Do you think a World Wide Web designed by Russia or China would look differently? 

I think we have to move away from this "imagery" of a singular web being designed by someone. Having a multi-polar set of digital infrastructures would also mean that we can have very different legal rules and norms governing the provision of digital services. Look at Europe’s "right to be forgotten" for example: it protects a set of values that Europeans cherish. Americans, on the other hand, feel ambivalent about them. Now, there’s no need to present China and Russia as the models for the rest of the world to follow. But, everything else being equal, we do want to make sure that countries that do want a stronger protection of certain rights and values can do so. It’s very hard to do when the values and commercial interests of just one country dominate. 

In the U.S. Zuckerberg is urged by politicians to increase control in order to minimize fake news. Looking at China people are concerned about censorship or the Social Credit System. You are pleading for a more active role of governments to protect its citizens from the large players like Google, Facebook and co. How do you see this play out?

I wouldn’t say that I promote some kind of a statist agenda, which demands that governments be given full control over digital infrastructures. Rather, I appeal to governments to defend spaces of experimentation and innovation, where citizens and social movements could still engage in a set of behaviors and practices that differ from those promoted by the so-called Big Tech. Alas, I don’t see any other players capable of standing up to the organized power of Big Tech: the governments are very much the only ones capable of taking on such a powerful adversary. 

What should change in your opinion?

What we need is a robust and active digital policy. Ideally, of course, it will be deployed with full recognition that human and socio-economic rights matter and must be respected. Such policies should treat technology as something that has a history and a political economy behind it – not as some god-given natural force that cannot be altered but can only be obeyed. 

You have a twitter account which you use quite actively. Would you say you use social media differently from non-critical users?

I use Twitter mostly as a one-way channel to promote my talks, articles, activities and so on. I use it to look at what others are posting but I have more sophisticated ways of tracking such conversations, so Twitter really plays a very pragmatic role in my life. In that sense, I don’t think it has much to do with me being critical; plenty of other intellectuals – even those who are very much uncritical – use it this way. 

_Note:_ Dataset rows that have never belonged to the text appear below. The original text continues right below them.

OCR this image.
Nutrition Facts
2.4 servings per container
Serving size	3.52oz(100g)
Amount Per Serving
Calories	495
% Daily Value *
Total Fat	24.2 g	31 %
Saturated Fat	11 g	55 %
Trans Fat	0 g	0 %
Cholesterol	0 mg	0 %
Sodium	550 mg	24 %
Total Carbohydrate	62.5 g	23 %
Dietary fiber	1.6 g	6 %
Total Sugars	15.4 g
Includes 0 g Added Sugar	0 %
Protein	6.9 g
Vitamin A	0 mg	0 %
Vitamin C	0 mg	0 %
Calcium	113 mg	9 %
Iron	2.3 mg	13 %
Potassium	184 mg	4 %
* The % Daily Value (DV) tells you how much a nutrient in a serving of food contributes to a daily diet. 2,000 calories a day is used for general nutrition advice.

Would you tell us a bit about your new project The Syllabus

The Syllabus comes out of my frustration with how content gets discovered, indexed, and shared on traditional digital platforms. So much good stuff gets published but is entirely overlooked because of the inner logics of the attention economy. The Syllabus aims at breaking these logics, while also paying particular attention to one segment of the public sphere – academic articles – that probably is of highest-quality but is usually impossible to find or access (unless one is already an academic). So our mission is to find high-quality stuff that is overlooked and make it more visible. We do it for six types of content – from podcasts to books – and for 60 topics, from architecture to China and from automation to food sovereignty. 


Evgeny Morozov is an author and columnist for various international media outlets. He published The Net Delusion: The Dark Side of Internet Freedom (2011) and To Save Everything, Click Here: The Folly of Technological Solutionism (2013). In 2010-2012 he was a visiting scholar at Stanford University and a Schwartz fellow at the New America Foundation. Previous to that, Evgeny was a fellow at Georgetown University and in 2008-2009 a fellow at the Open Society Foundations. He has a PhD in History of Science from Harvard University.

Rebecca Farner is Project Manager at Asia Society Switzerland.